Kumud Altmayer | 21 May 2020
This is sad. I knew her and liked the way she spoke in the seminars. She was so energetic. I am reading she had four female students while studying in India. No surprise there. I was only one in my class over there, extremely tough. It's excellent here for us as females. We made it. Let her soul rest in peace.
Curtis Siller | 22 May 2020
I am deeply saddened to learn of Malathi's death. I worked with her at Bell Labs and followed her career at UVA. We shared occasional e-mail messages. She was a talented and lovely person. I am heart-broken!

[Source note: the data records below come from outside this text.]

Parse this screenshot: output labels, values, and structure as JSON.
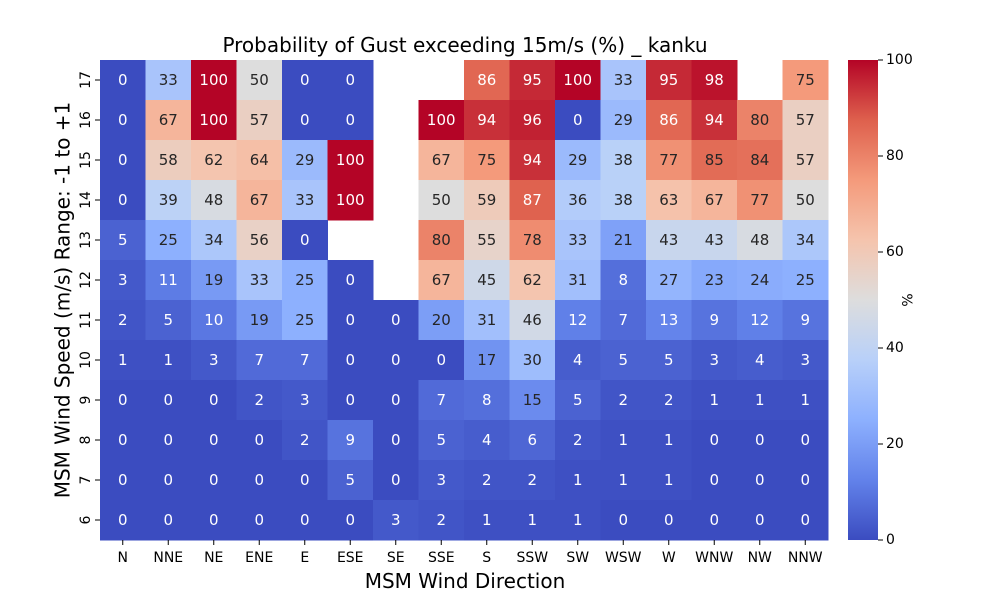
{
  "chart_data": {
    "type": "heatmap",
    "title": "Probability of Gust exceeding 15m/s (%) _ kanku",
    "xlabel": "MSM Wind Direction",
    "ylabel": "MSM Wind Speed (m/s) Range: -1 to +1",
    "colorbar_label": "%",
    "colormap": "coolwarm",
    "vmin": 0,
    "vmax": 100,
    "colorbar_ticks": [
      "0",
      "20",
      "40",
      "60",
      "80",
      "100"
    ],
    "x_categories": [
      "N",
      "NNE",
      "NE",
      "ENE",
      "E",
      "ESE",
      "SE",
      "SSE",
      "S",
      "SSW",
      "SW",
      "WSW",
      "W",
      "WNW",
      "NW",
      "NNW"
    ],
    "y_categories": [
      "17",
      "16",
      "15",
      "14",
      "13",
      "12",
      "11",
      "10",
      "9",
      "8",
      "7",
      "6"
    ],
    "values": [
      [
        0,
        33,
        100,
        50,
        0,
        0,
        null,
        null,
        86,
        95,
        100,
        33,
        95,
        98,
        null,
        75
      ],
      [
        0,
        67,
        100,
        57,
        0,
        0,
        null,
        100,
        94,
        96,
        0,
        29,
        86,
        94,
        80,
        57
      ],
      [
        0,
        58,
        62,
        64,
        29,
        100,
        null,
        67,
        75,
        94,
        29,
        38,
        77,
        85,
        84,
        57
      ],
      [
        0,
        39,
        48,
        67,
        33,
        100,
        null,
        50,
        59,
        87,
        36,
        38,
        63,
        67,
        77,
        50
      ],
      [
        5,
        25,
        34,
        56,
        0,
        null,
        null,
        80,
        55,
        78,
        33,
        21,
        43,
        43,
        48,
        34
      ],
      [
        3,
        11,
        19,
        33,
        25,
        0,
        null,
        67,
        45,
        62,
        31,
        8,
        27,
        23,
        24,
        25
      ],
      [
        2,
        5,
        10,
        19,
        25,
        0,
        0,
        20,
        31,
        46,
        12,
        7,
        13,
        9,
        12,
        9
      ],
      [
        1,
        1,
        3,
        7,
        7,
        0,
        0,
        0,
        17,
        30,
        4,
        5,
        5,
        3,
        4,
        3
      ],
      [
        0,
        0,
        0,
        2,
        3,
        0,
        0,
        7,
        8,
        15,
        5,
        2,
        2,
        1,
        1,
        1
      ],
      [
        0,
        0,
        0,
        0,
        2,
        9,
        0,
        5,
        4,
        6,
        2,
        1,
        1,
        0,
        0,
        0
      ],
      [
        0,
        0,
        0,
        0,
        0,
        5,
        0,
        3,
        2,
        2,
        1,
        1,
        1,
        0,
        0,
        0
      ],
      [
        0,
        0,
        0,
        0,
        0,
        0,
        3,
        2,
        1,
        1,
        1,
        0,
        0,
        0,
        0,
        0
      ]
    ]
  }
}
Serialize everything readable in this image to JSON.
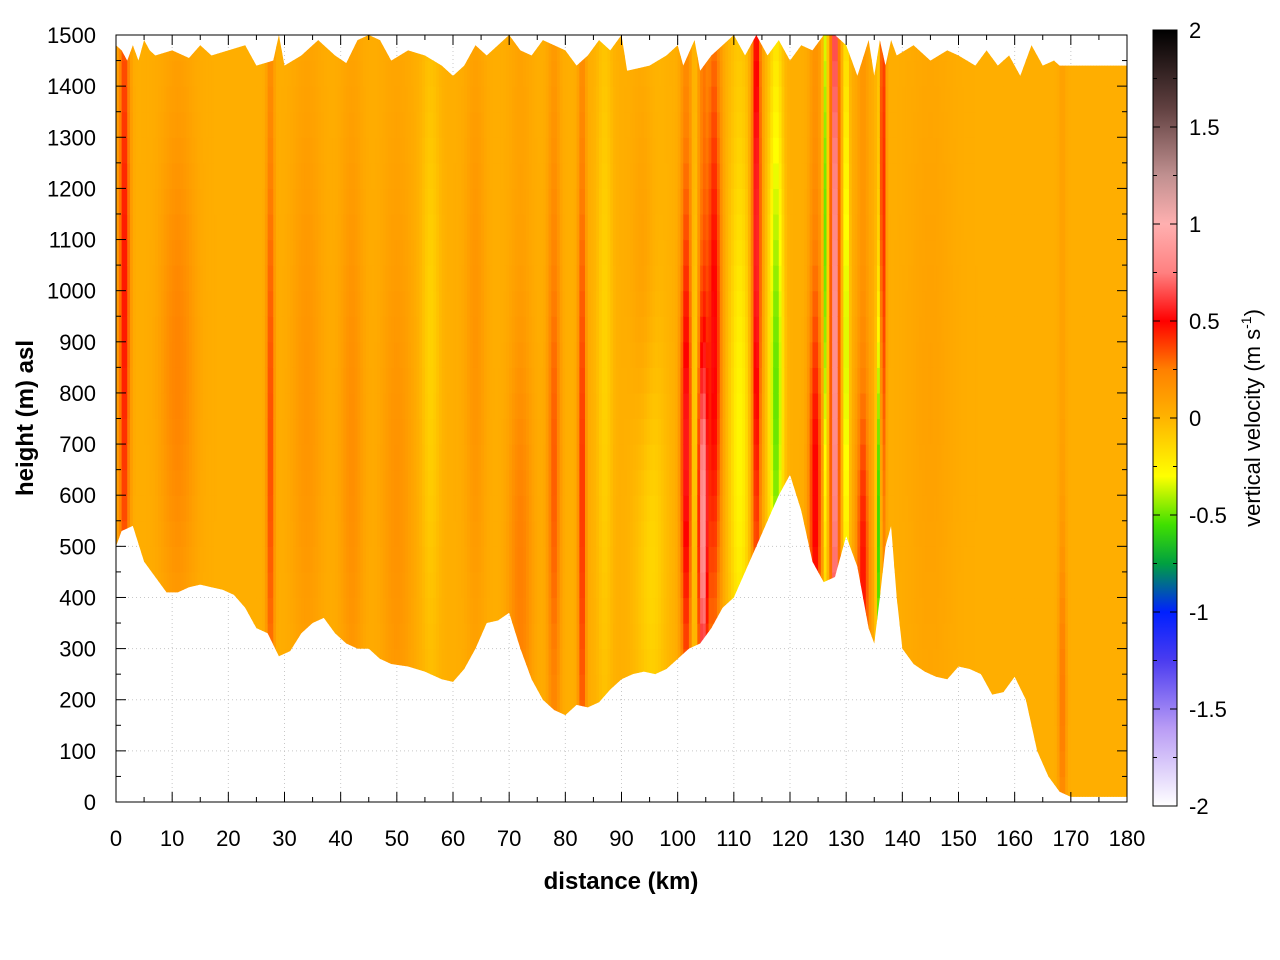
{
  "chart_data": {
    "type": "heatmap",
    "title": "",
    "xlabel": "distance (km)",
    "ylabel": "height (m) asl",
    "xlim": [
      0,
      180
    ],
    "ylim": [
      0,
      1500
    ],
    "x_ticks": [
      0,
      10,
      20,
      30,
      40,
      50,
      60,
      70,
      80,
      90,
      100,
      110,
      120,
      130,
      140,
      150,
      160,
      170,
      180
    ],
    "y_ticks": [
      0,
      100,
      200,
      300,
      400,
      500,
      600,
      700,
      800,
      900,
      1000,
      1100,
      1200,
      1300,
      1400,
      1500
    ],
    "grid": true,
    "colorbar": {
      "label_main": "vertical velocity (m s",
      "label_sup": "-1",
      "label_end": ")",
      "range": [
        -2,
        2
      ],
      "ticks": [
        "2",
        "1.5",
        "1",
        "0.5",
        "0",
        "-0.5",
        "-1",
        "-1.5",
        "-2"
      ],
      "tick_values": [
        2,
        1.5,
        1,
        0.5,
        0,
        -0.5,
        -1,
        -1.5,
        -2
      ],
      "colors": [
        {
          "v": -2.0,
          "c": "#ffffff"
        },
        {
          "v": -1.6,
          "c": "#b99cf5"
        },
        {
          "v": -1.25,
          "c": "#4b3cf0"
        },
        {
          "v": -1.0,
          "c": "#0020ff"
        },
        {
          "v": -0.75,
          "c": "#00a040"
        },
        {
          "v": -0.55,
          "c": "#40e000"
        },
        {
          "v": -0.3,
          "c": "#ffff00"
        },
        {
          "v": 0.0,
          "c": "#ffb400"
        },
        {
          "v": 0.25,
          "c": "#ff8000"
        },
        {
          "v": 0.5,
          "c": "#ff0000"
        },
        {
          "v": 0.75,
          "c": "#ff8080"
        },
        {
          "v": 1.0,
          "c": "#ffb0b0"
        },
        {
          "v": 1.25,
          "c": "#c09090"
        },
        {
          "v": 1.6,
          "c": "#604040"
        },
        {
          "v": 2.0,
          "c": "#000000"
        }
      ]
    },
    "background_w": 0.03,
    "terrain_bottom": [
      [
        0,
        500
      ],
      [
        1,
        530
      ],
      [
        3,
        540
      ],
      [
        5,
        470
      ],
      [
        7,
        440
      ],
      [
        9,
        410
      ],
      [
        11,
        410
      ],
      [
        13,
        420
      ],
      [
        15,
        425
      ],
      [
        17,
        420
      ],
      [
        19,
        415
      ],
      [
        21,
        405
      ],
      [
        23,
        380
      ],
      [
        25,
        340
      ],
      [
        27,
        330
      ],
      [
        29,
        285
      ],
      [
        31,
        295
      ],
      [
        33,
        330
      ],
      [
        35,
        350
      ],
      [
        37,
        360
      ],
      [
        39,
        330
      ],
      [
        41,
        310
      ],
      [
        43,
        300
      ],
      [
        45,
        300
      ],
      [
        47,
        280
      ],
      [
        49,
        270
      ],
      [
        52,
        265
      ],
      [
        55,
        255
      ],
      [
        58,
        240
      ],
      [
        60,
        235
      ],
      [
        62,
        260
      ],
      [
        64,
        300
      ],
      [
        66,
        350
      ],
      [
        68,
        355
      ],
      [
        70,
        370
      ],
      [
        72,
        300
      ],
      [
        74,
        240
      ],
      [
        76,
        200
      ],
      [
        78,
        180
      ],
      [
        80,
        170
      ],
      [
        82,
        190
      ],
      [
        84,
        185
      ],
      [
        86,
        195
      ],
      [
        88,
        220
      ],
      [
        90,
        240
      ],
      [
        92,
        250
      ],
      [
        94,
        255
      ],
      [
        96,
        250
      ],
      [
        98,
        260
      ],
      [
        100,
        280
      ],
      [
        102,
        300
      ],
      [
        104,
        310
      ],
      [
        106,
        340
      ],
      [
        108,
        380
      ],
      [
        110,
        400
      ],
      [
        112,
        450
      ],
      [
        114,
        500
      ],
      [
        116,
        550
      ],
      [
        118,
        600
      ],
      [
        120,
        640
      ],
      [
        122,
        570
      ],
      [
        124,
        470
      ],
      [
        126,
        430
      ],
      [
        128,
        440
      ],
      [
        130,
        520
      ],
      [
        132,
        460
      ],
      [
        134,
        340
      ],
      [
        135,
        310
      ],
      [
        136,
        400
      ],
      [
        137,
        500
      ],
      [
        138,
        540
      ],
      [
        139,
        400
      ],
      [
        140,
        300
      ],
      [
        142,
        270
      ],
      [
        144,
        255
      ],
      [
        146,
        245
      ],
      [
        148,
        240
      ],
      [
        150,
        265
      ],
      [
        152,
        260
      ],
      [
        154,
        250
      ],
      [
        156,
        210
      ],
      [
        158,
        215
      ],
      [
        160,
        245
      ],
      [
        162,
        200
      ],
      [
        164,
        100
      ],
      [
        166,
        50
      ],
      [
        168,
        20
      ],
      [
        170,
        10
      ],
      [
        175,
        10
      ],
      [
        180,
        10
      ]
    ],
    "terrain_top": [
      [
        0,
        1480
      ],
      [
        1,
        1470
      ],
      [
        2,
        1450
      ],
      [
        3,
        1480
      ],
      [
        4,
        1450
      ],
      [
        5,
        1490
      ],
      [
        6,
        1470
      ],
      [
        7,
        1460
      ],
      [
        10,
        1470
      ],
      [
        13,
        1455
      ],
      [
        15,
        1480
      ],
      [
        17,
        1460
      ],
      [
        20,
        1470
      ],
      [
        23,
        1480
      ],
      [
        25,
        1440
      ],
      [
        28,
        1450
      ],
      [
        29,
        1500
      ],
      [
        30,
        1440
      ],
      [
        33,
        1460
      ],
      [
        36,
        1490
      ],
      [
        39,
        1460
      ],
      [
        41,
        1445
      ],
      [
        43,
        1490
      ],
      [
        45,
        1500
      ],
      [
        47,
        1490
      ],
      [
        49,
        1450
      ],
      [
        52,
        1470
      ],
      [
        55,
        1460
      ],
      [
        58,
        1440
      ],
      [
        60,
        1420
      ],
      [
        62,
        1440
      ],
      [
        64,
        1480
      ],
      [
        66,
        1460
      ],
      [
        68,
        1480
      ],
      [
        70,
        1500
      ],
      [
        72,
        1470
      ],
      [
        74,
        1460
      ],
      [
        76,
        1490
      ],
      [
        78,
        1480
      ],
      [
        80,
        1470
      ],
      [
        82,
        1440
      ],
      [
        84,
        1460
      ],
      [
        86,
        1490
      ],
      [
        88,
        1470
      ],
      [
        90,
        1500
      ],
      [
        91,
        1430
      ],
      [
        95,
        1440
      ],
      [
        98,
        1460
      ],
      [
        100,
        1480
      ],
      [
        101,
        1440
      ],
      [
        103,
        1490
      ],
      [
        104,
        1430
      ],
      [
        106,
        1460
      ],
      [
        108,
        1480
      ],
      [
        110,
        1500
      ],
      [
        112,
        1460
      ],
      [
        114,
        1500
      ],
      [
        116,
        1460
      ],
      [
        118,
        1490
      ],
      [
        120,
        1450
      ],
      [
        122,
        1480
      ],
      [
        124,
        1470
      ],
      [
        126,
        1500
      ],
      [
        128,
        1500
      ],
      [
        130,
        1480
      ],
      [
        132,
        1420
      ],
      [
        134,
        1490
      ],
      [
        135,
        1420
      ],
      [
        136,
        1490
      ],
      [
        137,
        1440
      ],
      [
        138,
        1490
      ],
      [
        139,
        1460
      ],
      [
        142,
        1480
      ],
      [
        145,
        1450
      ],
      [
        148,
        1470
      ],
      [
        150,
        1460
      ],
      [
        153,
        1440
      ],
      [
        155,
        1470
      ],
      [
        157,
        1440
      ],
      [
        159,
        1460
      ],
      [
        161,
        1420
      ],
      [
        163,
        1480
      ],
      [
        165,
        1440
      ],
      [
        167,
        1450
      ],
      [
        168,
        1440
      ],
      [
        170,
        1440
      ],
      [
        175,
        1440
      ],
      [
        180,
        1440
      ]
    ],
    "features": [
      {
        "x": 1.5,
        "sigma": 0.7,
        "w": 0.45,
        "yc": 1000,
        "ys": 500
      },
      {
        "x": 11,
        "sigma": 2.2,
        "w": 0.2,
        "yc": 850,
        "ys": 300
      },
      {
        "x": 27.5,
        "sigma": 0.5,
        "w": 0.35,
        "yc": 700,
        "ys": 500
      },
      {
        "x": 34,
        "sigma": 2.0,
        "w": 0.12,
        "yc": 800,
        "ys": 400
      },
      {
        "x": 42,
        "sigma": 1.5,
        "w": 0.15,
        "yc": 700,
        "ys": 400
      },
      {
        "x": 50,
        "sigma": 2.0,
        "w": 0.13,
        "yc": 600,
        "ys": 400
      },
      {
        "x": 56,
        "sigma": 1.2,
        "w": -0.15,
        "yc": 900,
        "ys": 400
      },
      {
        "x": 64,
        "sigma": 1.3,
        "w": 0.12,
        "yc": 900,
        "ys": 400
      },
      {
        "x": 72,
        "sigma": 1.5,
        "w": 0.22,
        "yc": 450,
        "ys": 300
      },
      {
        "x": 78,
        "sigma": 0.8,
        "w": 0.3,
        "yc": 650,
        "ys": 400
      },
      {
        "x": 83,
        "sigma": 0.5,
        "w": 0.4,
        "yc": 600,
        "ys": 500
      },
      {
        "x": 87,
        "sigma": 1.0,
        "w": -0.15,
        "yc": 900,
        "ys": 500
      },
      {
        "x": 95,
        "sigma": 2.0,
        "w": -0.2,
        "yc": 500,
        "ys": 300
      },
      {
        "x": 94,
        "sigma": 1.5,
        "w": 0.12,
        "yc": 1000,
        "ys": 300
      },
      {
        "x": 101.5,
        "sigma": 0.7,
        "w": 0.55,
        "yc": 700,
        "ys": 350
      },
      {
        "x": 103,
        "sigma": 0.3,
        "w": -0.3,
        "yc": 700,
        "ys": 300
      },
      {
        "x": 104.5,
        "sigma": 0.6,
        "w": 0.85,
        "yc": 550,
        "ys": 250
      },
      {
        "x": 106.5,
        "sigma": 0.9,
        "w": 0.5,
        "yc": 900,
        "ys": 400
      },
      {
        "x": 111,
        "sigma": 1.3,
        "w": -0.3,
        "yc": 700,
        "ys": 400
      },
      {
        "x": 114,
        "sigma": 0.6,
        "w": 0.6,
        "yc": 1100,
        "ys": 500
      },
      {
        "x": 117.5,
        "sigma": 0.9,
        "w": -0.55,
        "yc": 800,
        "ys": 400
      },
      {
        "x": 124.5,
        "sigma": 0.8,
        "w": 0.5,
        "yc": 600,
        "ys": 300
      },
      {
        "x": 126.3,
        "sigma": 0.3,
        "w": -0.55,
        "yc": 1100,
        "ys": 400
      },
      {
        "x": 128,
        "sigma": 0.5,
        "w": 0.9,
        "yc": 900,
        "ys": 700
      },
      {
        "x": 130,
        "sigma": 0.4,
        "w": -0.45,
        "yc": 900,
        "ys": 400
      },
      {
        "x": 133,
        "sigma": 0.8,
        "w": 0.45,
        "yc": 450,
        "ys": 250
      },
      {
        "x": 135.8,
        "sigma": 0.3,
        "w": -0.65,
        "yc": 550,
        "ys": 300
      },
      {
        "x": 136.5,
        "sigma": 0.4,
        "w": 0.45,
        "yc": 1200,
        "ys": 500
      },
      {
        "x": 145,
        "sigma": 3.0,
        "w": 0.06,
        "yc": 800,
        "ys": 500
      },
      {
        "x": 168.5,
        "sigma": 0.5,
        "w": 0.25,
        "yc": 200,
        "ys": 200
      }
    ]
  }
}
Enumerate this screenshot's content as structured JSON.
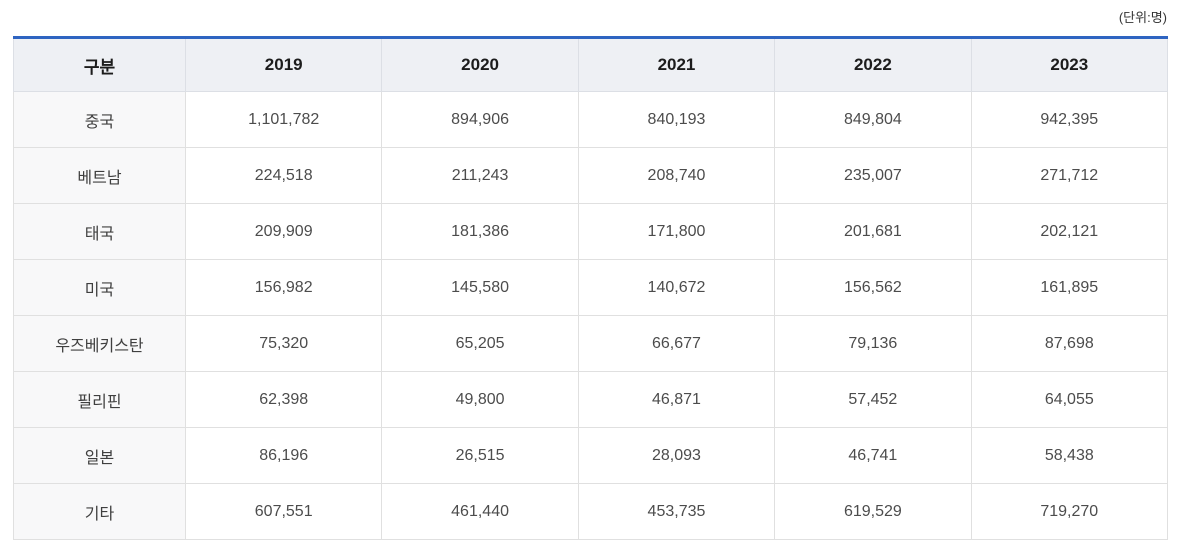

Scott Midkiff | 26 May 2020
I am greatly saddened to hear of Malathi's passing. We overlapped as graduate students at Duke, both have served on the Duke ECE advisory board, and both shared Virginia as our home for many years (although at different institutions). MV was an outstanding researcher, excellent engineering educator, and a wonderful human being. She will be sorely missed.
Manoj BS | 4 June 2020
During my post graduate studies, one of the papers that I had chosen for seminar was co-authored by Prof. Malathi Veeraraghavan. She made many research papers that I had read during my studies. Hope and pray for her soul. Deep condolences to her family.
Dan Pitt | 19 August 2020
One more thing: I tried so hard to hire Malathi when I was at Bay Networks. We needed a chief scientist (and never got one). Malathi would not leave academia. She would have been perfect.